The closing date of our study falls on the year of 1870 because my intent was to do an extensive survey of space and society structures relying on the data of the poll taken in that year, or to be more precise on the basis of the analytic sources of the Geoinformatic Social History Database of Debrecen (GISHDD) created by the digital processing of the manuscript maps and the statistical sheets of the age in Debrecen.
The present lecture also examines the fundamental legal, economic and social contexts of the immigration process and draws a comprehensive picture of the specific chronological segmentation and the various aspects of the settlement process in the environs of cities starting from the 1790’s and in the inhabited inner urban areas after 1840.
The second part of the lecture is devoted to the presentation of the spatial patters of Jewish settlement in Debrecen according to the following points of views:
• Initial steps of settlement, moving in the settlements in the vicinity of the city (-1840);
• Aspects and waves of settling to cities (1840-1867);
• Housing conditions and residence segregation, neighbourhood relations, rented and owned family homes, family structure and residence patterns of Jewish families (1869/70);
• The spatial layout of the established Jewish ritual and community institutions (1840-1870).
• Comparison of Debrecen Jewish settlement case to the others in Hungarian banned cities (urban in-settlements types in Hungary)
Apart from the comparative summary of the various research conclusions, the closing part of the final section of the lecture strives to raise and reconsider the research methodology issues of integration, acculturation and urban residence segregation on the basis of the study based on the findings and resources of the Geoinformatic Social History Database of Debrecen (GISHDD).

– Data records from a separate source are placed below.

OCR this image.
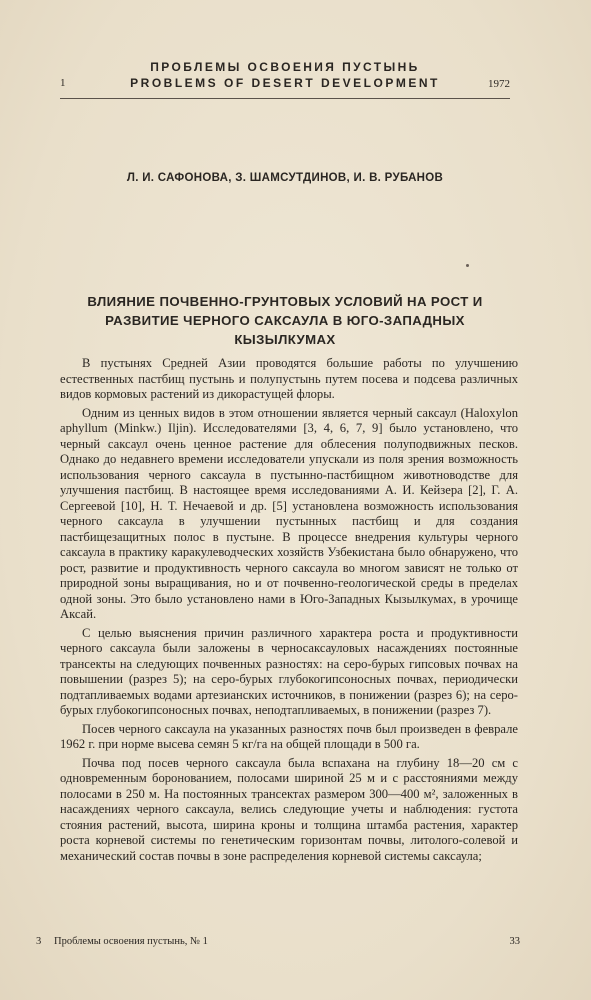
ПРОБЛЕМЫ ОСВОЕНИЯ ПУСТЫНЬ
1	PROBLEMS OF DESERT DEVELOPMENT	1972
Л. И. САФОНОВА, З. ШАМСУТДИНОВ, И. В. РУБАНОВ
ВЛИЯНИЕ ПОЧВЕННО-ГРУНТОВЫХ УСЛОВИЙ НА РОСТ И
РАЗВИТИЕ ЧЕРНОГО САКСАУЛА В ЮГО-ЗАПАДНЫХ
КЫЗЫЛКУМАХ

В пустынях Средней Азии проводятся большие работы по улучшению естественных пастбищ пустынь и полупустынь путем посева и подсева различных видов кормовых растений из дикорастущей флоры.

Одним из ценных видов в этом отношении является черный саксаул (Haloxylon aphyllum (Minkw.) Iljin). Исследователями [3, 4, 6, 7, 9] было установлено, что черный саксаул очень ценное растение для облесения полуподвижных песков. Однако до недавнего времени исследователи упускали из поля зрения возможность использования черного саксаула в пустынно-пастбищном животноводстве для улучшения пастбищ. В настоящее время исследованиями А. И. Кейзера [2], Г. А. Сергеевой [10], Н. Т. Нечаевой и др. [5] установлена возможность использования черного саксаула в улучшении пустынных пастбищ и для создания пастбищезащитных полос в пустыне. В процессе внедрения культуры черного саксаула в практику каракулеводческих хозяйств Узбекистана было обнаружено, что рост, развитие и продуктивность черного саксаула во многом зависят не только от природной зоны выращивания, но и от почвенно-геологической среды в пределах одной зоны. Это было установлено нами в Юго-Западных Кызылкумах, в урочище Аксай.

С целью выяснения причин различного характера роста и продуктивности черного саксаула были заложены в черносаксауловых насаждениях постоянные трансекты на следующих почвенных разностях: на серо-бурых гипсовых почвах на повышении (разрез 5); на серо-бурых глубокогипсоносных почвах, периодически подтапливаемых водами артезианских источников, в понижении (разрез 6); на серо-бурых глубокогипсоносных почвах, неподтапливаемых, в понижении (разрез 7).

Посев черного саксаула на указанных разностях почв был произведен в феврале 1962 г. при норме высева семян 5 кг/га на общей площади в 500 га.

Почва под посев черного саксаула была вспахана на глубину 18—20 см с одновременным боронованием, полосами шириной 25 м и с расстояниями между полосами в 250 м. На постоянных трансектах размером 300—400 м², заложенных в насаждениях черного саксаула, велись следующие учеты и наблюдения: густота стояния растений, высота, ширина кроны и толщина штамба растения, характер роста корневой системы по генетическим горизонтам почвы, литолого-солевой и механический состав почвы в зоне распределения корневой системы саксаула;

3 Проблемы освоения пустынь, № 1	33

Research results provide a way to rethink the interpretations of the birth of modern Hungarian Nation, acculturation/integration, inside borders, segregation or/and cooperation of communities creating Hungarian Nation inside or outside of the National State.
Brief Professional Bio:
János Mazsu is Professor of Social and Economic History at Debrecen University (Faculty of Economics and Business Administration), Debrecen, Hungary. He is an expert in Social and Intellectual History, he served as Ránki György Chair (Indiana University) and has been active in the Jean Monnet program. Selected publications: "The Social History of the Hungarian Intelligentsia, 1825–1914". Atlantic Research and Publications, Boulder. Atlantic Studies on Society in Change 89. New York, Columbia University Press, 1997. 292.p. G. Szabó-Módi-Mazsu. "Debrecen, a cívis város" (Debrecen, the civis city). Hungarian, English, German). Budapest, 2003. 320.p. "A jó polgár" (The good citizen) with Setényi János. Debrecen, 1996. "Iparosodás és modernizáció"(Industrializations and modernization) ed. and co-author, Debrecen, 1991.